U.S. brewpubs, breweries, grocery stores riding growing popularity of growlers; consumers like jug-looking containers because they're green, good for sharing and makes beer less expensive, official says
October 18, 2011
Ed McAleer likes to drink his brown ale and IPA straight from a beer tap. But he doesn't need to be in a pub to do so.
When he has a hankering for a draft beer at home, McAleer pours himself a cold one from a growler, a refillable 64-ounce glass jug that he buys from Federal Jack's, a brewpub and restaurant in his hometown of Kennebunkport. If he's having friends over, he'll sometimes pick up two or three growlers filled with different types of beer so his guests can sample a variety.
Around the country, hundreds of brewpubs, breweries and even grocery stores are cashing in on the growing popularity of growlers, a term that dates back more than a century. when people would carry fresh beer in buckets.
"I like the ability to get a draft taste instead of a bottled beer. To me it's a fresher taste," said McAleer, 61, who is retired. "I also can't get some of the beers in bottles. And the price is good."
Most everybody knows beer comes in bottles, cans or kegs. Mention the word "growler" and you might get a blank stare.
But the moonshine jug-looking containers are catching on, said Julia Herz of the Brewers Association in Boulder, Colo. Generally speaking, people buy growlers at brewpubs, where they're filled with beer and capped. After they're brought home, the beer will stay good for two to five days once opened.
Consumers like growlers because they're green -- they're reusable and don't contribute to the waste stream -- they're good for sharing with friends and the beer is less expensive than buying pints at a pub, Herz said. They're also nostalgic. The pails that people used to haul beer from a pub to home or to work in times long past became known as growlers because of the growling sound they emitted as the beer sloshed about or perhaps from the growling of a worker's hungry stomach just before he enjoyed a beer with his lunch.

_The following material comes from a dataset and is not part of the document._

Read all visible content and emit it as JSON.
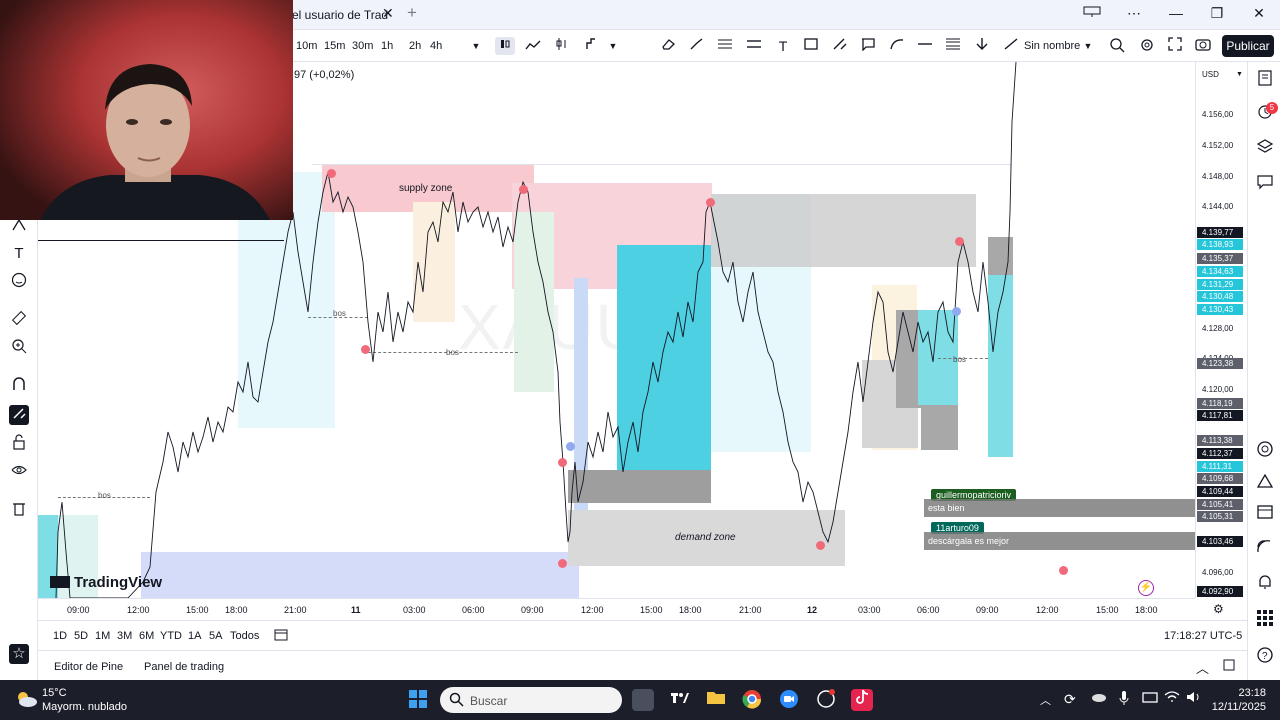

But it's the taste that keeps people coming back, Herz said on a recent day when she had a growler filled with 400-Pound Monkey, an English-style IPA made by Left Hand Brewing Co. in Longmont, Colo., in her refrigerator at home.
""What's nice about the growler is you pour it into the glass, and that's the proper way to enjoy all that a beer has to offer for flavor and aroma," Herz said.
Growler sales in Maine have taken off since a new law went into effect two years ago allowing pubs that make their own beer to sell growlers from behind the bar. Previously, brewpubs had to have a separate brewery store with a separate entrance to sell them.
Federal Jack's has sold growlers for a number of years, because it has a separate store. But since the law went into effect, the owner -- who also owns Shipyard Brewing Co. in Portland -- has started selling them at his four other brewpubs as well, in Eliot, South Portland, Bangor and Topsham, where sales have been brisk.
Gritty McDuff's, a Portland-based beer company with three brewpubs, began selling growlers in May. In the first six months, the brewpubs filled about 1,350 growlers. Customers can buy their first beer-filled growler for $15.99 and get refills for $11.99.
"It's popular both with tourists and our regular customers," said Thomas Wilson, Gritty McDuff's marketing director.
In Pittsburgh, Scott Smith started the East End Brewing Co. seven years ago, making small-batch beers that he sold in kegs to bars and restaurants. Nowadays, growler sales make up about half of his sales, with customers showing up at his brewery -- he doesn't have a brewpub -- at limited hours five days a week to get jugs full of his Big Hop IPA, Fat Gary Nut Brown Ale and other varieties so they can drink his beer at home without having to buy a keg.
A couple of years ago, Smith was buying growlers in batches of 2,000 and they'd last for about three months. He now buys 4,000 at a time, which last about two months.
"With growlers, you're getting the freshest beer you can get short of putting your head under the tank at the brewery," Smith said. "You're getting the freshest beer we can manage to get to you without giving you the keys to the place for you to come in and drink at will."
Customers also like the prices, Smith said. His growler bottles sell for $3 apiece and refills cost $10 to $15 each, so people can enjoy a pint of high-quality draft beer for about $4, he said.
Whole Foods Markets first got into the growler act five years ago when it began selling them at its Bowery Store in Manhattan, said John David Harmon, the specialty coordinator for Whole Foods' South region. The nationwide chain now has growler stations at about three dozen stores where customers can buy to-go draft beer.
Harmon likes to buy a growler now again for himself -- with Mugshot IPA from Jailhouse Brewing in Hampton, Ga., being his latest fill. Customers like that the jugs seem retro in one sense because they date back in time, and progressive in another sense.
"It's seems like a modern, new thing to do," he said. "But really it's old-fashioned."
Herz, with the Brewers Association, expects growler sales to continue growing as new technology develops that will give growlers a better seal to keep the beer fresh for a longer time.
"It's a big part of the brewpub movement," she said.